Data scientists and security experts have been saying “Think before you click” and “What goes on the internet stays forever” for a long time now. But have you ever wondered why and how the internet stores data?
The Internet Archive
Various technological developments, such as cloud computing, web archives, and analytics platforms enable people to store online data, making it accessible for researchers who want to study the history and development of a digital society. But web archiving started with the Internet Archive first, which provides free, permanent access to a vast collection of digital materials
Because most web content are digital, they’re only available in the same format and their lifetime is short. In the late 1990s, national libraries, including the Internet Archive, realized the importance of preserving digital information, so they started archiving web content. In 2003, UNESCO deemed digital content as cultural heritage and raised the need for appropriate action in preserving this heritage.

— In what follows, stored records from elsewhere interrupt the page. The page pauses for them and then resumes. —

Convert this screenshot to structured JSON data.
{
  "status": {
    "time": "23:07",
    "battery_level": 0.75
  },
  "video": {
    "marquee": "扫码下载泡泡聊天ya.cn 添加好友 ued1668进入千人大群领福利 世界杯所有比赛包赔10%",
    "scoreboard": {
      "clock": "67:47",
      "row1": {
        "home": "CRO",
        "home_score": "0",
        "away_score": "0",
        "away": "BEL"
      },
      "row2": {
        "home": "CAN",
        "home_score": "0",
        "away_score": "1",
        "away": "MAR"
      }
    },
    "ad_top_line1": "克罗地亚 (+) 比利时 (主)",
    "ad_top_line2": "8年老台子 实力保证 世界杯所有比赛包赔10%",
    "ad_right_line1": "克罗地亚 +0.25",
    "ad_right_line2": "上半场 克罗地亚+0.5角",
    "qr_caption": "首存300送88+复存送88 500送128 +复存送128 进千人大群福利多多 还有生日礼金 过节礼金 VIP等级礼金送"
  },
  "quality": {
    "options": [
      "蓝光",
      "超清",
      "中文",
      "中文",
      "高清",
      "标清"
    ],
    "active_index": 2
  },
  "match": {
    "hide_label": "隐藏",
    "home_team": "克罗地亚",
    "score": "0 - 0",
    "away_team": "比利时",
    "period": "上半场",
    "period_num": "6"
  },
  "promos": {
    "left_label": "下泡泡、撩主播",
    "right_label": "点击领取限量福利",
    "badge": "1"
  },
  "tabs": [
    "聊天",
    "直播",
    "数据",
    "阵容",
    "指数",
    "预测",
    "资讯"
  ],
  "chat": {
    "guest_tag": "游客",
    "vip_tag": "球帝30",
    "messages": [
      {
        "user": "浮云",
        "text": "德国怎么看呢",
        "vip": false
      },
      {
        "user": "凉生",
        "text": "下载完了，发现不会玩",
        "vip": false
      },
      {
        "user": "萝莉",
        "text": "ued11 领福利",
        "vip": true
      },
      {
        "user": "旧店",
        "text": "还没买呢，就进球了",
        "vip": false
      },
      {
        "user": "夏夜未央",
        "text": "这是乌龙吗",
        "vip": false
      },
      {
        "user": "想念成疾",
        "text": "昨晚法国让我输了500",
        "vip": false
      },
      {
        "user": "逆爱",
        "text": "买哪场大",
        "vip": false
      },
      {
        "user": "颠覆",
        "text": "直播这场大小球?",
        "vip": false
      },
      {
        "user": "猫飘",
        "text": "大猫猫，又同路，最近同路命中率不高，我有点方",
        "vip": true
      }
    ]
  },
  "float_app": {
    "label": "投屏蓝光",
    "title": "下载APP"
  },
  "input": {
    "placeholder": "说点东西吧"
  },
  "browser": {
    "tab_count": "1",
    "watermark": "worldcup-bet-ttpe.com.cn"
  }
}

In 1996, Brewster Kahle founded the Internet Archive, a nonprofit organization based in California. Come 1999, the Archive expanded its collections to include scanned books, videos, and music.
In 2001, the Wayback Machine was born. The Archive developed this search interface to grant users access to historical versions of archived web pages of specified uniform resource locators or URLs. Today, the Internet Archive houses more than 40 million gigabytes of data.

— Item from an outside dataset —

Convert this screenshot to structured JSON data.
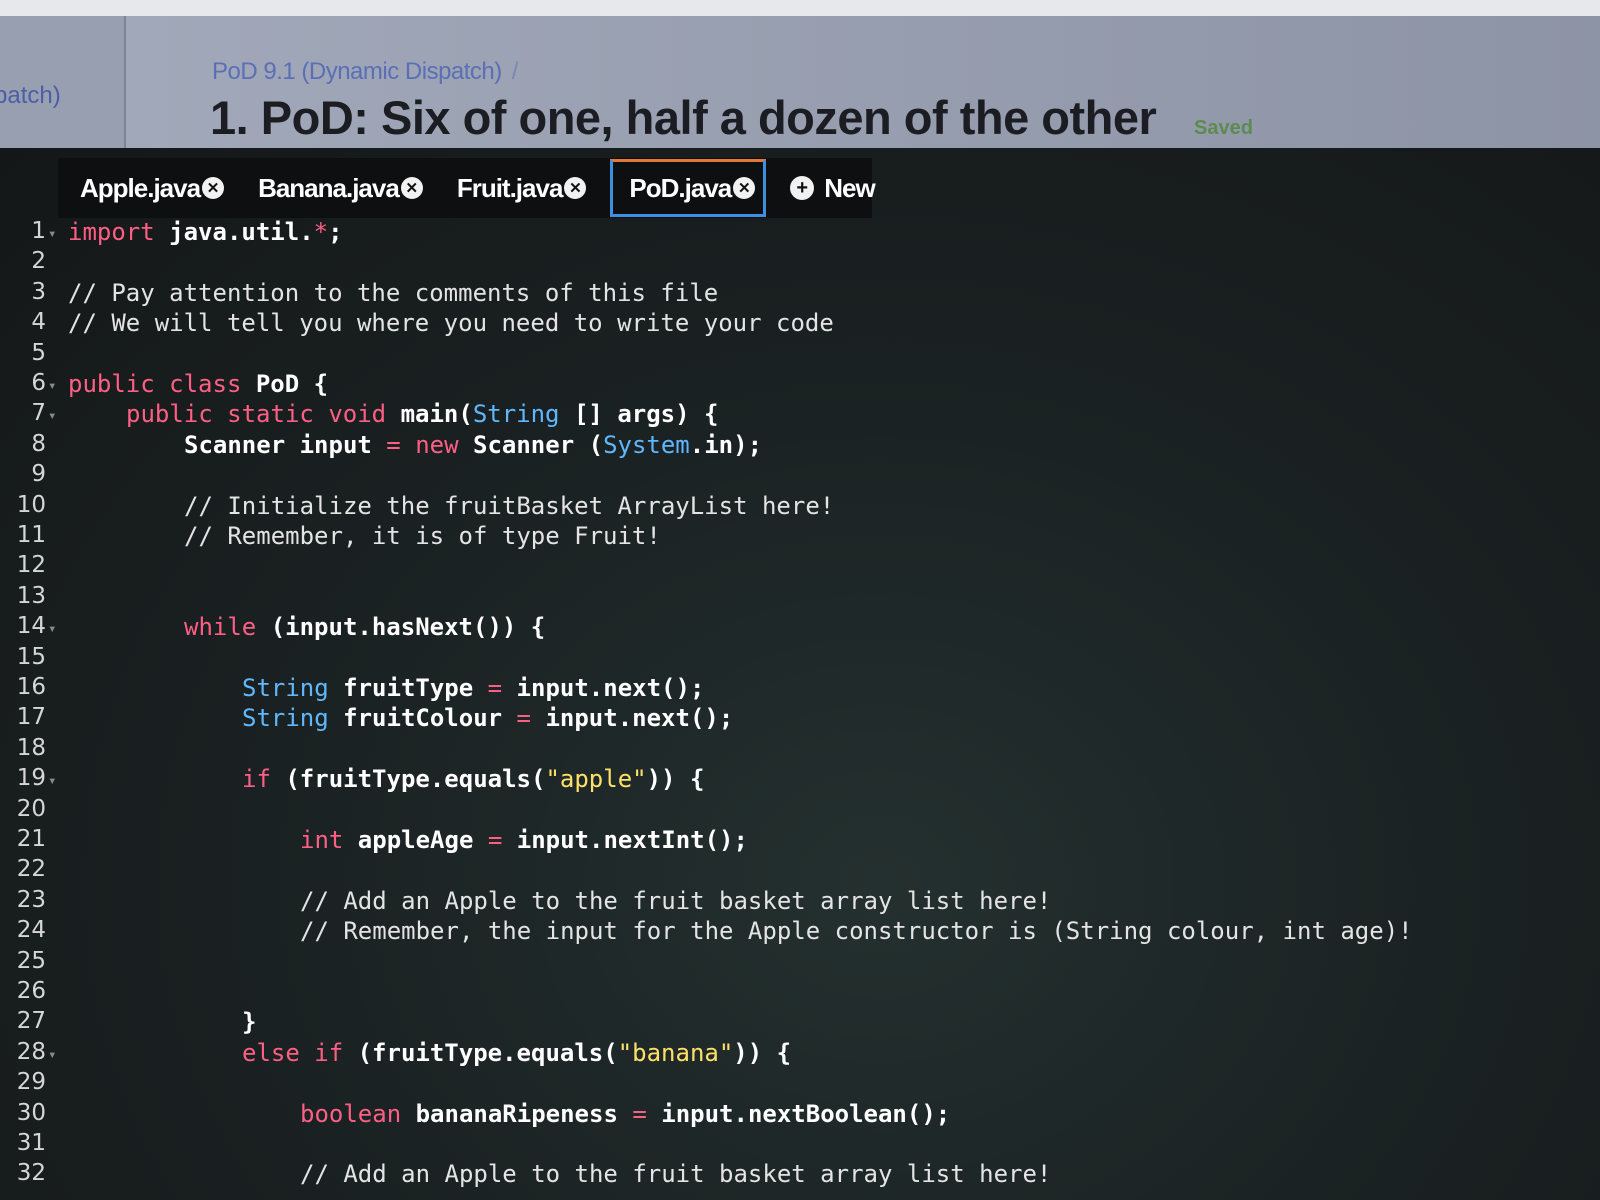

The Archive developed its own technologies for collecting and storing data. In a week, it has 7,000 web crawler bots scouring the internet and making copies of millions of web pages. The bots take snapshots of the web pages at varying times and frequencies per day to preserve the website at different moments in time.
Its latest feat was to preserve the public Google+ posts before the platform started deleting data and officially shut down.

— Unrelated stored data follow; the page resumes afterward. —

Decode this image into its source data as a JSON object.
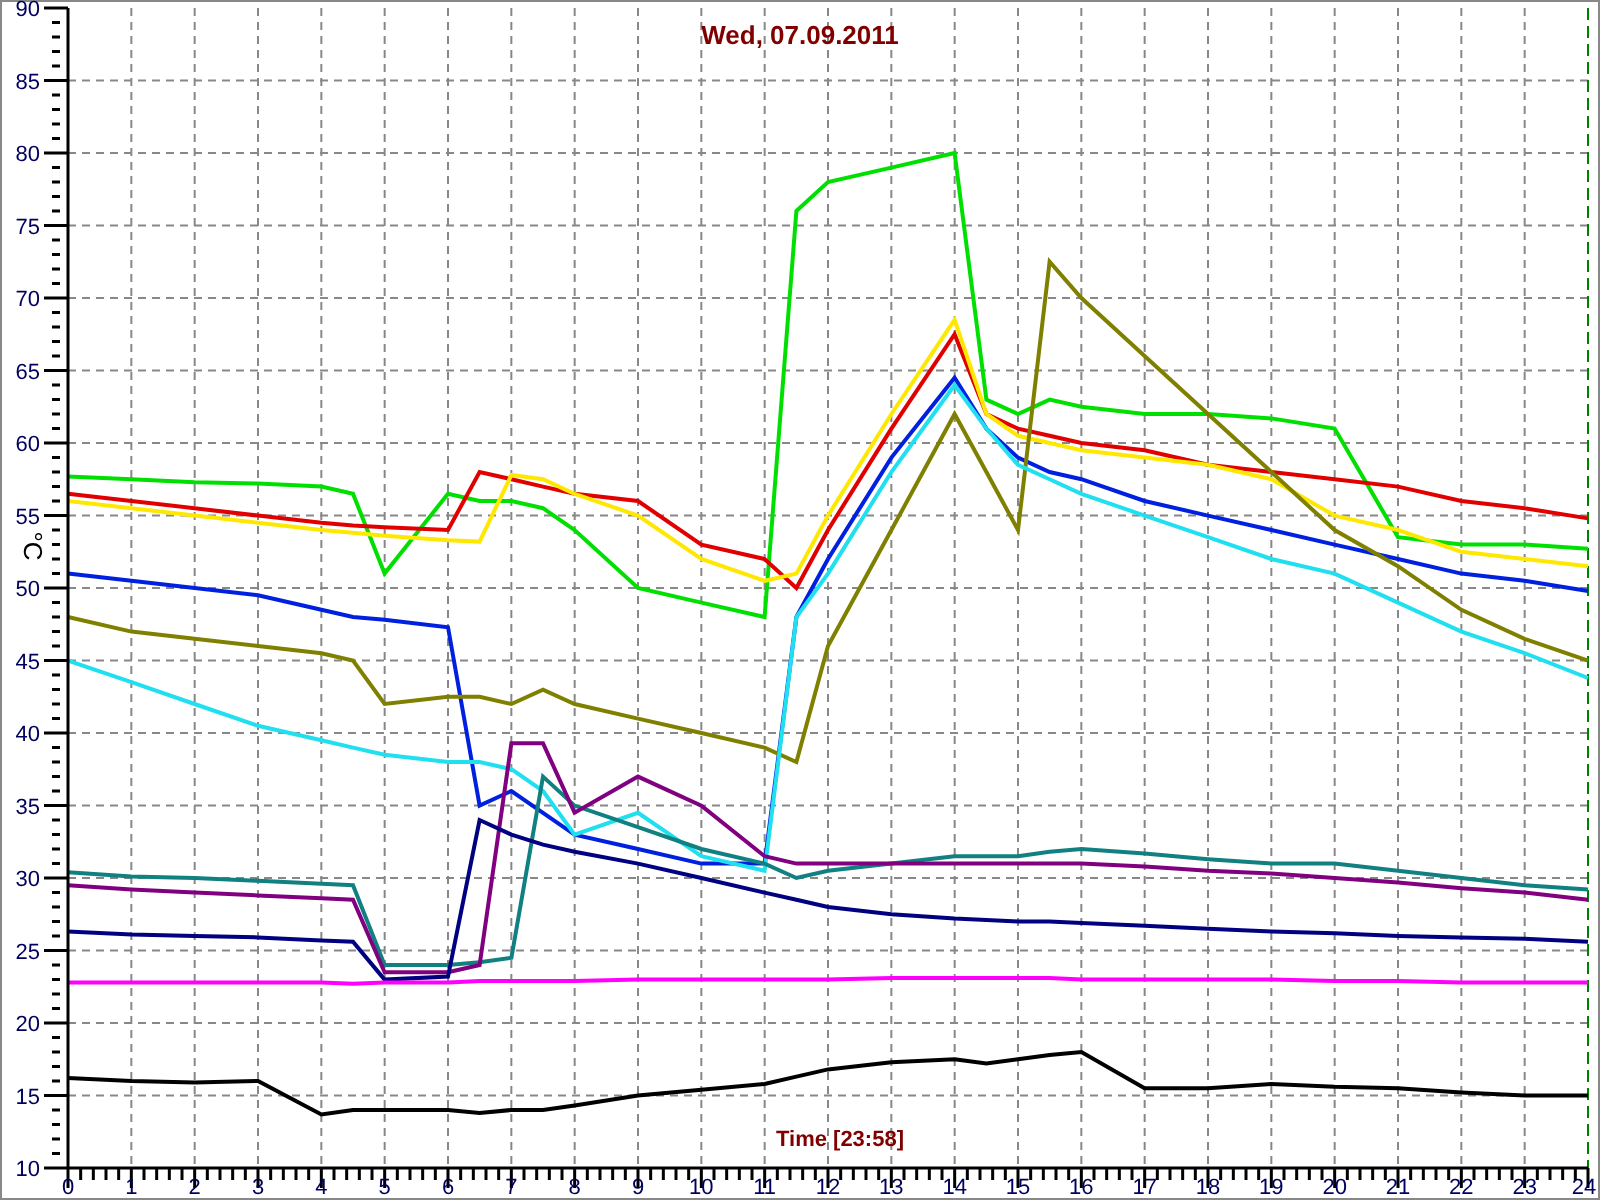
{
  "chart": {
    "chart_data": {
      "type": "line",
      "title": "Wed, 07.09.2011",
      "xlabel": "Time [23:58]",
      "ylabel": "°C",
      "x": [
        0,
        1,
        2,
        3,
        4,
        4.5,
        5,
        6,
        6.5,
        7,
        7.5,
        8,
        9,
        10,
        11,
        11.5,
        12,
        13,
        14,
        14.5,
        15,
        15.5,
        16,
        17,
        18,
        19,
        20,
        21,
        22,
        23,
        24
      ],
      "grid": true,
      "xlim": [
        0,
        24
      ],
      "ylim": [
        10,
        90
      ],
      "xticks": [
        0,
        1,
        2,
        3,
        4,
        5,
        6,
        7,
        8,
        9,
        10,
        11,
        12,
        13,
        14,
        15,
        16,
        17,
        18,
        19,
        20,
        21,
        22,
        23,
        24
      ],
      "yticks": [
        10,
        15,
        20,
        25,
        30,
        35,
        40,
        45,
        50,
        55,
        60,
        65,
        70,
        75,
        80,
        85,
        90
      ],
      "series": [
        {
          "color": "#00e000",
          "values": [
            57.7,
            57.5,
            57.3,
            57.2,
            57,
            56.5,
            51,
            56.5,
            56,
            56,
            55.5,
            54,
            50,
            49,
            48,
            76,
            78,
            79,
            80,
            63,
            62,
            63,
            62.5,
            62,
            62,
            61.7,
            61,
            53.5,
            53,
            53,
            52.7
          ]
        },
        {
          "color": "#e00000",
          "values": [
            56.5,
            56,
            55.5,
            55,
            54.5,
            54.3,
            54.2,
            54,
            58,
            57.5,
            57,
            56.5,
            56,
            53,
            52,
            50,
            54,
            61,
            67.5,
            62,
            61,
            60.5,
            60,
            59.5,
            58.5,
            58,
            57.5,
            57,
            56,
            55.5,
            54.8
          ]
        },
        {
          "color": "#ffe800",
          "values": [
            56,
            55.5,
            55,
            54.5,
            54,
            53.8,
            53.6,
            53.3,
            53.2,
            57.8,
            57.5,
            56.5,
            55,
            52,
            50.5,
            51,
            55,
            62,
            68.5,
            62,
            60.5,
            60,
            59.5,
            59,
            58.5,
            57.5,
            55,
            54,
            52.5,
            52,
            51.5
          ]
        },
        {
          "color": "#0020e0",
          "values": [
            51,
            50.5,
            50,
            49.5,
            48.5,
            48,
            47.8,
            47.3,
            35,
            36,
            34.5,
            33,
            32,
            31,
            31,
            48,
            52,
            59,
            64.5,
            61,
            59,
            58,
            57.5,
            56,
            55,
            54,
            53,
            52,
            51,
            50.5,
            49.8
          ]
        },
        {
          "color": "#808000",
          "values": [
            48,
            47,
            46.5,
            46,
            45.5,
            45,
            42,
            42.5,
            42.5,
            42,
            43,
            42,
            41,
            40,
            39,
            38,
            46,
            54,
            62,
            58,
            54,
            72.5,
            70,
            66,
            62,
            58,
            54,
            51.5,
            48.5,
            46.5,
            45
          ]
        },
        {
          "color": "#20e0f0",
          "values": [
            45,
            43.5,
            42,
            40.5,
            39.5,
            39,
            38.5,
            38,
            38,
            37.5,
            36,
            33,
            34.5,
            31.5,
            30.5,
            48,
            51,
            58,
            64,
            61,
            58.5,
            57.5,
            56.5,
            55,
            53.5,
            52,
            51,
            49,
            47,
            45.5,
            43.8
          ]
        },
        {
          "color": "#108080",
          "values": [
            30.4,
            30.1,
            30,
            29.8,
            29.6,
            29.5,
            24,
            24,
            24.2,
            24.5,
            37,
            35,
            33.5,
            32,
            31,
            30,
            30.5,
            31,
            31.5,
            31.5,
            31.5,
            31.8,
            32,
            31.7,
            31.3,
            31,
            31,
            30.5,
            30,
            29.5,
            29.2
          ]
        },
        {
          "color": "#800080",
          "values": [
            29.5,
            29.2,
            29,
            28.8,
            28.6,
            28.5,
            23.5,
            23.5,
            24,
            39.3,
            39.3,
            34.5,
            37,
            35,
            31.5,
            31,
            31,
            31,
            31,
            31,
            31,
            31,
            31,
            30.8,
            30.5,
            30.3,
            30,
            29.7,
            29.3,
            29,
            28.5
          ]
        },
        {
          "color": "#000080",
          "values": [
            26.3,
            26.1,
            26,
            25.9,
            25.7,
            25.6,
            23,
            23.2,
            34,
            33,
            32.3,
            31.8,
            31,
            30,
            29,
            28.5,
            28,
            27.5,
            27.2,
            27.1,
            27,
            27,
            26.9,
            26.7,
            26.5,
            26.3,
            26.2,
            26,
            25.9,
            25.8,
            25.6
          ]
        },
        {
          "color": "#ff00ff",
          "values": [
            22.8,
            22.8,
            22.8,
            22.8,
            22.8,
            22.7,
            22.8,
            22.8,
            22.9,
            22.9,
            22.9,
            22.9,
            23,
            23,
            23,
            23,
            23,
            23.1,
            23.1,
            23.1,
            23.1,
            23.1,
            23,
            23,
            23,
            23,
            22.9,
            22.9,
            22.8,
            22.8,
            22.8
          ]
        },
        {
          "color": "#000000",
          "values": [
            16.2,
            16,
            15.9,
            16,
            13.7,
            14,
            14,
            14,
            13.8,
            14,
            14,
            14.3,
            15,
            15.4,
            15.8,
            16.3,
            16.8,
            17.3,
            17.5,
            17.2,
            17.5,
            17.8,
            18,
            15.5,
            15.5,
            15.8,
            15.6,
            15.5,
            15.2,
            15,
            15
          ]
        }
      ]
    }
  }
}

Data Storage and Collection in the Age of Social Media
More and more technologies are becoming available for businesses and third-party users, enabling them to collect and store pertinent information from the internet, including social media. This proves to be advantageous in several ways.
For one, lawyers and law enforcement bodies can use web archive browser plug-ins to capture and store online evidence that can be leveraged to support cases. This technology is especially useful now that the court may accept social media content as legal documents.
Although there are a lot of ways this innovation could benefit people, there are also potential consequences. In the age of social media, where people freely share personal details, thoughts, and opinions, this kind of technology poses a data security risk for millions of users.
Late last year, Facebook suffered from a massive data breach, affecting almost 50 million user accounts. The attackers were able to take over the accounts, forcing Facebook to log out 90 million users. This includes the 50 million hacked profiles plus another 40 million that were potentially at risk.
This threat to data security is a reminder that while technology can be beneficial, it can also have major pitfalls. Security experts continue to remind internet and social media users to take extra precautions and watch what they share on the web.